Su cui però il giudizio comune non è così univocamente lusinghiero.

«Dal ‘57 al ‘73-’74, checché se ne dica, è avvenuto questo: con trasferimenti molto contenuti il Sud è cresciuto più del Nord, il divario del reddito pro capite è diminuito di ben dieci punti.

Quel disegno è stato in seguito abbandonato e addirittura demonizzato. Dalla crisi petrolifera in poi si è persa la capacità strategica di destinare risorse allo sviluppo. E i trasferimenti, anche maggiori rispetto agli anni passati, sono diventati solo uno strumento di assistenzialismo improduttivo. Non a caso se sono quelli gli anni in cui nascono le Regioni e i poteri decentrati.

Ma la questione italiana è di nuovo la questione del Paese intero. I segnali ci sono perché il Mezzogiorno torni ad essere centrale: non per idealità, ma per interesse nazionale. Come è stato del resto all’indomani della seconda guerra mondiale, con la riforma agraria e l’intervento per il Mezzogiorno, che insieme posero le basi del miracolo economico».

A me però colpisce il fatto che nel Mezzogiorno prosegue invece lo smottamento dei temi su cui si fonda la legittimazione dello Stato nazionale. Come se dalla disgregazione del tessuto nazionale il Sud avesse da guadagnarci e non da perderci.

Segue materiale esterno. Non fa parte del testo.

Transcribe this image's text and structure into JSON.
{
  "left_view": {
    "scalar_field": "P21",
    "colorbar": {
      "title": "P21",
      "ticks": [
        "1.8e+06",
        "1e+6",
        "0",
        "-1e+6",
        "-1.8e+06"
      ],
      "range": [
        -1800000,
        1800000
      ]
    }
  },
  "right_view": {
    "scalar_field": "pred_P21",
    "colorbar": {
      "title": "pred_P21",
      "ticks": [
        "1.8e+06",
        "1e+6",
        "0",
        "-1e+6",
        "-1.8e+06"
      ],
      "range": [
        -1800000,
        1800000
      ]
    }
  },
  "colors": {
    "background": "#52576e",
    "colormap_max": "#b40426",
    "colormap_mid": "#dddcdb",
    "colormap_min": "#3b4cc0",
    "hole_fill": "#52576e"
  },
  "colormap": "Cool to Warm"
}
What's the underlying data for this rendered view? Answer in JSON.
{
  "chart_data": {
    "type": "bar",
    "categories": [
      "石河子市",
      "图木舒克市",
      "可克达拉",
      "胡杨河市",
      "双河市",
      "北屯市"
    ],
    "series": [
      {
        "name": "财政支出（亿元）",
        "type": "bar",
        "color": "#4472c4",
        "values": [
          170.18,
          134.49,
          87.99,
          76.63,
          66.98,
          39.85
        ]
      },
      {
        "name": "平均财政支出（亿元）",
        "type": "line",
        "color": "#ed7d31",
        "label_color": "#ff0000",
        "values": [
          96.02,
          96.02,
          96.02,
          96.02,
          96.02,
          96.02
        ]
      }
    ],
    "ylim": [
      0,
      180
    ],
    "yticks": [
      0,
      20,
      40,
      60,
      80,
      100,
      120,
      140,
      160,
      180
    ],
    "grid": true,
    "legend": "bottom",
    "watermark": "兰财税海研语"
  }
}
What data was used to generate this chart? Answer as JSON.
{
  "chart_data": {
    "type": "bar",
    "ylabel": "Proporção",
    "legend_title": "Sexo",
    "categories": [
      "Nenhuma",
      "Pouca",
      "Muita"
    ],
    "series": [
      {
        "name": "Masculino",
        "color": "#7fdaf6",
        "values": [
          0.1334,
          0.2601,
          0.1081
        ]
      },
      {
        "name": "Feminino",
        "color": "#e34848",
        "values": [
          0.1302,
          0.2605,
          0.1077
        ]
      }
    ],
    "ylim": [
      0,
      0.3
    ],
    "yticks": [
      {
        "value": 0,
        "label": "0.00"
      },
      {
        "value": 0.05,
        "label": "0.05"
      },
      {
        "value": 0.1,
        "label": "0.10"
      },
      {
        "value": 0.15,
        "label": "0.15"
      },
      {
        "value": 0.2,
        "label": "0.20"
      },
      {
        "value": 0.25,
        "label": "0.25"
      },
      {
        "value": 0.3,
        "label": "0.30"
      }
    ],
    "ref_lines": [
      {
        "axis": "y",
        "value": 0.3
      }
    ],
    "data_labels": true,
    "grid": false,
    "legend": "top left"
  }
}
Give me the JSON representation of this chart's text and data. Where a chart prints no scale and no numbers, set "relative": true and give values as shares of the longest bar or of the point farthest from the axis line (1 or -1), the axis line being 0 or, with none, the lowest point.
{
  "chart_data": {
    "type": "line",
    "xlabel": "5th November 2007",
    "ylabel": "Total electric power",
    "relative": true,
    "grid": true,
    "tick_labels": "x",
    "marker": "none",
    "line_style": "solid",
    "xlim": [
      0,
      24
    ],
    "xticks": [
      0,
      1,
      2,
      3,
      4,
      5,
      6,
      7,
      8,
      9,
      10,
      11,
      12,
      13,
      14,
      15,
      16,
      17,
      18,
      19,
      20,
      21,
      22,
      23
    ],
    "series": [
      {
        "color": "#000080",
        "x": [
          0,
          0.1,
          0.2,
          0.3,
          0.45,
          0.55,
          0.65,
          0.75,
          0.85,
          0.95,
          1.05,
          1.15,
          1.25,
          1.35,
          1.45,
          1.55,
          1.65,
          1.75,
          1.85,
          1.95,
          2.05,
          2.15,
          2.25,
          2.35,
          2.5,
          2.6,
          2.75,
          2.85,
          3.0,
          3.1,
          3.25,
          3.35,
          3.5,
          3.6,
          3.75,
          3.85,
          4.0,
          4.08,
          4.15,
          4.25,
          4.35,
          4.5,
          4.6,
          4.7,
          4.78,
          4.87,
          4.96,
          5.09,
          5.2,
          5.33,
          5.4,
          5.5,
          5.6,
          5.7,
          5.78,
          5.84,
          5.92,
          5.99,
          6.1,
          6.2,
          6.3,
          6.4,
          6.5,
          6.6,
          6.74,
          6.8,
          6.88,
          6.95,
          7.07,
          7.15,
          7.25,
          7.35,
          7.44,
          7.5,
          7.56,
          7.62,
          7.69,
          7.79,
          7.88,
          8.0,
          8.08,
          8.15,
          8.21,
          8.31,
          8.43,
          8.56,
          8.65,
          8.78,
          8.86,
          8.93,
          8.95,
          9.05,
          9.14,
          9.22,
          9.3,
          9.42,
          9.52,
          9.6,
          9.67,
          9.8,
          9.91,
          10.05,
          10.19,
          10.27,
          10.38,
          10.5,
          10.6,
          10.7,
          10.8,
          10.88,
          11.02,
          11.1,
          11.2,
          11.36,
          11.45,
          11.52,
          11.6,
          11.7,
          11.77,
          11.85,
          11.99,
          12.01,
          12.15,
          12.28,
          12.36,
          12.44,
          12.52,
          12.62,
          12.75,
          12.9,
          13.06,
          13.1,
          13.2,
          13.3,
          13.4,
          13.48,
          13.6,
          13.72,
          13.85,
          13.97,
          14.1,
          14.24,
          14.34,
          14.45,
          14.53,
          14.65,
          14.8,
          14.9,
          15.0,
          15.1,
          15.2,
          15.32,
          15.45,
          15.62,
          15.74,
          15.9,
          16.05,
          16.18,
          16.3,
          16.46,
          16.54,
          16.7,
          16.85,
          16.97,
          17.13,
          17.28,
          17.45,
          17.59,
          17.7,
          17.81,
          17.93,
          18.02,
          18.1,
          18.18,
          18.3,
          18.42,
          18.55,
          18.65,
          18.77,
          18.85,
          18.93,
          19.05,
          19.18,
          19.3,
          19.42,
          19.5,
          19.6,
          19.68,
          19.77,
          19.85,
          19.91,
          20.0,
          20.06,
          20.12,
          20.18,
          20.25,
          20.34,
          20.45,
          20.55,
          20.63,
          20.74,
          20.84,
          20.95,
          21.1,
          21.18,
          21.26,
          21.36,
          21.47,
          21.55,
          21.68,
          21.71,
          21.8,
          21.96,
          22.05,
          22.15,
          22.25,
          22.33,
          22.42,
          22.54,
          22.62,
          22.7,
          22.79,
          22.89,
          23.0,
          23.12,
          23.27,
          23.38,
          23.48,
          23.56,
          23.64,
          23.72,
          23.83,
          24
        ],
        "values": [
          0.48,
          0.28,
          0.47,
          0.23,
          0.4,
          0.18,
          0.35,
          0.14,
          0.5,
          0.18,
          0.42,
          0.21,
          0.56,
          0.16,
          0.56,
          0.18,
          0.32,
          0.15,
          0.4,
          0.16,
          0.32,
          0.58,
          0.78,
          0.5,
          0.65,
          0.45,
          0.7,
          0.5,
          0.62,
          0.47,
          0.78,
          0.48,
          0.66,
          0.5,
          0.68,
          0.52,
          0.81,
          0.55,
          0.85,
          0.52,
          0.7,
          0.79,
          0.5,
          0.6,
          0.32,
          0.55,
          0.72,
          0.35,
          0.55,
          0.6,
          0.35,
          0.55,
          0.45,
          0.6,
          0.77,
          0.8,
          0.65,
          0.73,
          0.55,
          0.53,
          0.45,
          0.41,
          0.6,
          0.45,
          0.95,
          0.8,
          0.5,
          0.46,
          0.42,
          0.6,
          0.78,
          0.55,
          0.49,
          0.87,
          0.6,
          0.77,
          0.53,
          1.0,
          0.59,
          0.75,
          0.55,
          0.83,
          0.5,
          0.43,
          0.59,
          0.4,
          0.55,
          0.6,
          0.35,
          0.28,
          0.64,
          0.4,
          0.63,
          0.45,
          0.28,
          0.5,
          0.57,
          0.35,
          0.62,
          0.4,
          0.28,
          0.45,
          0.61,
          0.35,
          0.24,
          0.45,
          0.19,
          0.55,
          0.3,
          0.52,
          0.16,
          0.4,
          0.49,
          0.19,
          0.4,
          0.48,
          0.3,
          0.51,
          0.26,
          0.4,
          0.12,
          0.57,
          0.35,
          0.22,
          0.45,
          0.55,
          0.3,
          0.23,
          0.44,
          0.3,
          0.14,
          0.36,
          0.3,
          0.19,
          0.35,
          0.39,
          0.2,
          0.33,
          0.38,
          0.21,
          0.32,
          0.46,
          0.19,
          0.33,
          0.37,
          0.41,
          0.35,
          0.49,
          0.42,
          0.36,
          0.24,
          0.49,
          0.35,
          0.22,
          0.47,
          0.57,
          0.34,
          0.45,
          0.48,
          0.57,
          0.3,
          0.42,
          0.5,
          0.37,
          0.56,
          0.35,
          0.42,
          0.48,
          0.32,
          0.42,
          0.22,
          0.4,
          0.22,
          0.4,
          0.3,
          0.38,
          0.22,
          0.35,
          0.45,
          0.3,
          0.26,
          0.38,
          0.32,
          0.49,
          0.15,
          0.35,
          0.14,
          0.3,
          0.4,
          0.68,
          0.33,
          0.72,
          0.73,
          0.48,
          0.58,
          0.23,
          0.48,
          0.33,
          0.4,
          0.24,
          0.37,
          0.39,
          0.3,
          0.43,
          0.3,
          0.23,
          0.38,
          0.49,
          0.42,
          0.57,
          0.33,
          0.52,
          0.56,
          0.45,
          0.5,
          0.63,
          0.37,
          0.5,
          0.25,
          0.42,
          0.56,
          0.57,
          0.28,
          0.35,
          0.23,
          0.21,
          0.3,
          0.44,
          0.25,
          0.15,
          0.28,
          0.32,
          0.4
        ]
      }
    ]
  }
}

«Vediamo allora cosa succederebbe se tornassimo a prima dell’Unità. Checché se ne dica, il Sud riceve dal Nord il 25% delle sue risorse. Non si tratta di carità: l’Italia è uno Stato nazionale e non uno Stato confederale. Vi sono diritti di cittadinanza (la scuola, la sanità) che è giusto – ed è soprattutto efficiente – che le risorse vadano a garantirli in modo uguale a Palermo come in Val d’Aosta. Poi in realtà essi non sono garantiti per cui il Mezzogiorno ha molti crediti, ma certo non per i torti subiti nel passato. Ma se fossimo indipendenti sarebbe un dramma. L’impatto sarebbe immediatamente negativo in termini di trasferimenti di risorse verso Nord e di enormi conseguenze sociali ed economiche».

E allora torniamo all’oggi. Come giudica il lavoro di quest’ultima legislatura?

«Oggi è un momento propizio. Il governo Renzi lanciò il cosiddetto Masterplan per il Sud. Certo, l’iniziativa aveva anche una finalità propagandistica, ma ha consentito di recuperare un minimo di direzione. Oggi il Ministro della Coesione territoriale e Mezzogiorno ha voce in capitolo per indicare priorità. Può addirittura arrivare a dire che almeno il 34% degli investimenti pubblici deve essere fatto nel Mezzogiorno, altrimenti salta il Paese. È una novità non da poco. E non è assistenza, è esattamente il contrario.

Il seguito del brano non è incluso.